During a speech to the Cambodian National Council for Women on 17 February 2020, Cambodian Prime Minister Hun Sen ordered the authorities to take immediate action against women who allegedly wear “revealing” clothing while selling products in Facebook Live streams. A representative of the Ministry of Posts and Telecommunications reportedly responded by stating that the Ministry will ask Facebook to block the profiles of women alleged to be engaging in these practices.
Hun Sen stated that the women are eroding Cambodian cultural values and that such behaviour is to blame for sexual violence. The Prime Minister further ordered government authorities to find these women and “educate” them, suggesting that it has the ability to track them down based on their online activity.
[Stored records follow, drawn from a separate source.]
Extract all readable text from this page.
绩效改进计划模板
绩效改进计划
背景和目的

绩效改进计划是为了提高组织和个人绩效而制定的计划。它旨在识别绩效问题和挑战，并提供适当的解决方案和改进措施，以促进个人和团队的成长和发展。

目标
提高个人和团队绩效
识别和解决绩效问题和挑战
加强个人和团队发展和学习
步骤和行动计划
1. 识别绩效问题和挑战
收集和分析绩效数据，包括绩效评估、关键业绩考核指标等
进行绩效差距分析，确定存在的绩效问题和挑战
On 19 February, the Commissariat of Phnom Penh Municipal Police posted a video to Facebook stating that a woman named Thai Sreyneang had been “brought” to Phnom Penh’s Tuol Kork police station for “education”, where she signed an agreement to stop wearing “revealing” clothing on Facebook. In the video, Thai Sreyneang can be seen apologizing for wearing clothing “which disgraces Khmer traditions” and “affects the honour of Cambodian women”.
The UN CEDAW Committee’s recent report on Cambodia highlighted the high concentration of women in the informal employment sector in Cambodia due to gender inequality, and stressed concern at the harmful “[s]ocial norms that justify gender-based violence against women and girls and blame the victim rather than the perpetrator, and the high prevalence of such violence, in particular domestic violence, as well as rape”.